Department of Kinesiology, University of Waterloo, Waterloo, Ontario, Canada.
Department of Surgery, University of Maryland, Baltimore, Maryland, USA.
JPEN J Parenter Enteral Nutr. 2018 Jul;42(5):885-891. doi: 10.1002/jpen.1019. Epub 2017 Dec 6.
Computed tomography (CT) scans performed during routine hospital care offer the opportunity to quantify skeletal muscle and predict mortality and morbidity in intensive care unit (ICU) patients. Existing methods of muscle cross-sectional area (CSA) quantification require specialized software, training, and time commitment that may not be feasible in a clinical setting. In this article, we explore a new screening method to identify patients with low muscle mass.
We analyzed 145 scans of elderly ICU patients (≥65 years old) using a combination of measures obtained with a digital ruler, commonly found on hospital radiological software. The psoas and paraspinal muscle groups at the level of the third lumbar vertebra (L3) were evaluated by using 2 linear measures each and compared with an established method of CT image analysis of total muscle CSA in the L3 region.
There was a strong association between linear measures of psoas and paraspinal muscle groups and total L3 muscle CSA (R = 0.745, P < 0.001). Linear measures, age, and sex were included as covariates in a multiple logistic regression to predict those with low muscle mass; receiver operating characteristic (ROC) area under the curve (AUC) of the combined psoas and paraspinal linear index model was 0.920. Intraclass correlation coefficients (ICCs) were used to evaluate intrarater and interrater reliability, resulting in scores of 0.979 (95% CI: 0.940-0.992) and 0.937 (95% CI: 0.828-0.978), respectively.
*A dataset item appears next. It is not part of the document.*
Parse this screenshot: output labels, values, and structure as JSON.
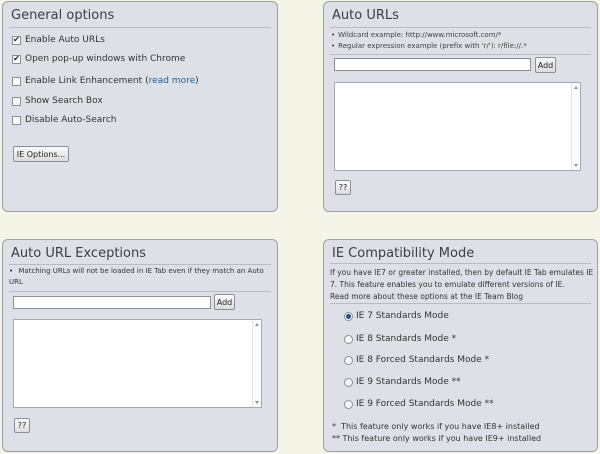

A digital ruler can reliably predict L3 muscle CSA, and these linear measures may be used to identify critically ill patients with low muscularity who are at risk for worse clinical outcomes.
在常规医院护理中进行的计算机断层扫描 (CT) 检查提供了量化骨骼肌的机会,并可预测重症监护病房 (ICU) 患者的死亡率和发病率。现有的肌肉横截面积 (CSA) 量化方法需要专门的软件、培训和时间投入,这在临床环境中可能不可行。在本文中,我们探索了一种新的筛选方法,以识别肌肉量低的患者。
我们使用数字标尺组合的措施对 145 例老年 ICU 患者(≥65 岁)进行分析,这些措施通常在医院放射学软件中找到。使用 2 个线性测量值评估第三腰椎 (L3) 水平的腰大肌和竖脊肌肌群,并与 L3 区域 CT 图像分析总肌肉 CSA 的既定方法进行比较。
腰大肌和竖脊肌肌群的线性测量值与总 L3 肌肉 CSA 之间存在很强的关联(R = 0.745,P <0.001)。线性测量值、年龄和性别被纳入多变量逻辑回归模型,以预测肌肉量低的患者;联合腰大肌和竖脊肌线性指数模型的受试者工作特征 (ROC) 曲线下面积 (AUC) 为 0.920。使用组内相关系数 (ICC) 评估了测量者内和测量者间的可靠性,结果分别为 0.979(95% CI:0.940-0.992)和 0.937(95% CI:0.828-0.978)。
数字标尺可以可靠地预测 L3 肌肉 CSA,这些线性测量值可用于识别肌肉量低的危重症患者,这些患者的临床结局可能更差。